– Как жалок этот мир, – сказал сержант. – Жизнь человека, мистер Беттередж, все равно что мишень, каждый удар судьбы попадает прямехонько в цель. Если бы не это новое белье, мы могли бы обнаружить среди вещей Розанны обновку – ночную сорочку или исподнюю юбку – и ей некуда было бы деться. Вы следите за ходом моей мысли? Вы сами расспрашивали служанок и знаете, какие открытия сделали эти двое под дверью Розанны. Вы, разумеется, знаете и то, где она была, когда сказалась больной. Догадываетесь?

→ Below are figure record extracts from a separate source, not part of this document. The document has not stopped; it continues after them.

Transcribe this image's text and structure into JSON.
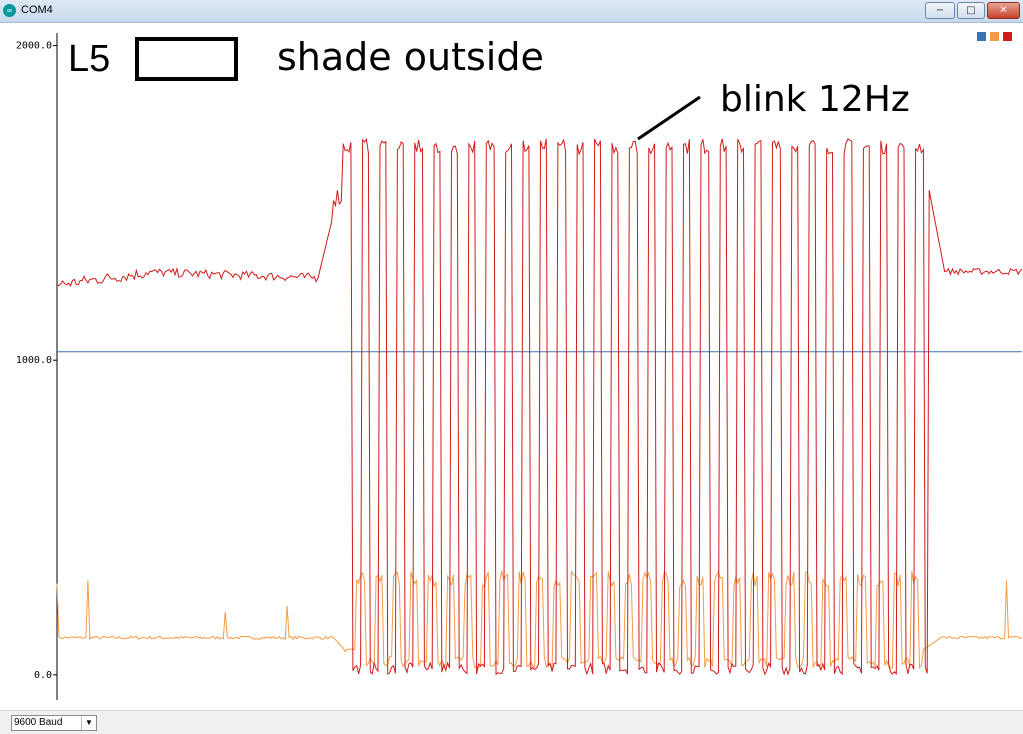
{
  "window": {
    "title": "COM4",
    "min_glyph": "−",
    "max_glyph": "□",
    "close_glyph": "✕"
  },
  "app_icon_glyph": "∞",
  "annotations": {
    "label": "L5",
    "caption": "shade outside",
    "note": "blink 12Hz"
  },
  "legend_colors": [
    "#3a74b5",
    "#f39c45",
    "#d11a1a"
  ],
  "baud": {
    "selected": "9600 Baud",
    "arrow": "▼"
  },
  "chart_data": {
    "type": "line",
    "ylim": [
      -80,
      2040
    ],
    "y_ticks": [
      "2000.0",
      "1000.0",
      "0.0"
    ],
    "y_tick_values": [
      2000,
      1000,
      0
    ],
    "x_count": 500,
    "series": [
      {
        "color": "#3a74b5",
        "segments": [
          {
            "type": "flat",
            "from": 0,
            "to": 500,
            "value": 1027
          }
        ]
      },
      {
        "color": "#f39c45",
        "segments": [
          {
            "type": "noisy",
            "from": 0,
            "to": 143,
            "base": 118,
            "amp": 5
          },
          {
            "type": "ramp",
            "from": 143,
            "to": 149,
            "v0": 118,
            "v1": 85
          },
          {
            "type": "noisy",
            "from": 149,
            "to": 155,
            "base": 78,
            "amp": 4
          },
          {
            "type": "square",
            "from": 155,
            "to": 448,
            "period": 9.25,
            "duty": 0.45,
            "high": 305,
            "low": 40
          },
          {
            "type": "ramp",
            "from": 448,
            "to": 458,
            "v0": 80,
            "v1": 118
          },
          {
            "type": "noisy",
            "from": 458,
            "to": 500,
            "base": 118,
            "amp": 5
          }
        ],
        "spikes": [
          {
            "i": 0,
            "v": 290
          },
          {
            "i": 16,
            "v": 300
          },
          {
            "i": 87,
            "v": 200
          },
          {
            "i": 119,
            "v": 220
          },
          {
            "i": 491,
            "v": 300
          }
        ]
      },
      {
        "color": "#d11a1a",
        "segments": [
          {
            "type": "noisy",
            "from": 0,
            "to": 46,
            "base": 1240,
            "amp": 18,
            "slope": 0.8
          },
          {
            "type": "noisy",
            "from": 46,
            "to": 135,
            "base": 1280,
            "amp": 14,
            "slope": -0.2
          },
          {
            "type": "ramp",
            "from": 135,
            "to": 143,
            "v0": 1262,
            "v1": 1440
          },
          {
            "type": "noisy",
            "from": 143,
            "to": 148,
            "base": 1520,
            "amp": 30
          },
          {
            "type": "square",
            "from": 148,
            "to": 451,
            "period": 9.25,
            "duty": 0.45,
            "high": 1680,
            "low": 20
          },
          {
            "type": "ramp",
            "from": 451,
            "to": 460,
            "v0": 1540,
            "v1": 1282
          },
          {
            "type": "noisy",
            "from": 460,
            "to": 500,
            "base": 1282,
            "amp": 10
          }
        ]
      }
    ]
  }
}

Господи, да тут все очевидно, как та полоска света за деревьями. В одиннадцать утра в четверг главный инспектор Сигрэв (целый сонм человеческих слабостей) показывает пятно на двери всем служанкам. У Розанны есть причины для собственных подозрений. Первым делом она идет в свою комнату и находит пятно краски на нижней юбке или ночной рубашке или чем-то еще, притворяется больной, тайком идет в город, покупает материю для новой юбки или рубашки, шьет ее ночью в своей спальне при свете огня (не для того, чтобы сжечь старую, другие служанки шпионили за дверью и вмиг почуяли бы запах горелой ткани, да и от золы не так-то просто избавиться), она зажигает огонь для того, чтобы, постирав и отжав обновку, высушить и выгладить ее, а старую одежду прячет (возможно, на своем теле) и в настоящий момент занята тем, чтобы перепрятать ее в удобном месте, на безлюдном побережье, что перед нами. Сегодня вечером я проследил, как она ходила в рыбачий поселок, до одного коттеджа, куда нам, возможно, еще до возвращения придется заглянуть. Она пробыла в этом доме довольно долгое время и вышла, что-то пряча (как мне показалось) под накидкой. Накидка на плечах женщины – великое благо, она помогает скрыть множество грехов. Я видел, как, выйдя из коттеджа, Розанна Спирман повернула вдоль берега на север. Считается ли ваше побережье красивым образчиком морского ландшафта, мистер Беттередж?
– Да, – односложно ответил я.
– Это дело вкуса. На мой взгляд, более унылый морской ландшафт еще надо поискать. Если на вашем побережье за кем-либо идти и человек вдруг оглянется, то вы будете как на ладони. Я столкнулся с выбором: арестовать Розанну на основании подозрения или же пока не трогать ее и позволить ей сыграть в свою игру. По причинам, которыми я не буду вам докучать, я решил пойти на любые уступки, чтобы прежде времени не всполошить лицо, чье имя нам обоим пока неизвестно. Я вернулся в дом спросить вас, нельзя ли выйти на северную оконечность пляжа другой дорогой. Что касается следов, оставленных ногой человека, песок – один из наилучших сыщиков. Если Розанна Спирман не попадется нам навстречу, песок расскажет, что она затевала, – лишь бы успеть до заката. А вот и сам песок. Прошу прощения, не хочу вас обидеть, но не могли бы вы сейчас помолчать и пропустить меня вперед?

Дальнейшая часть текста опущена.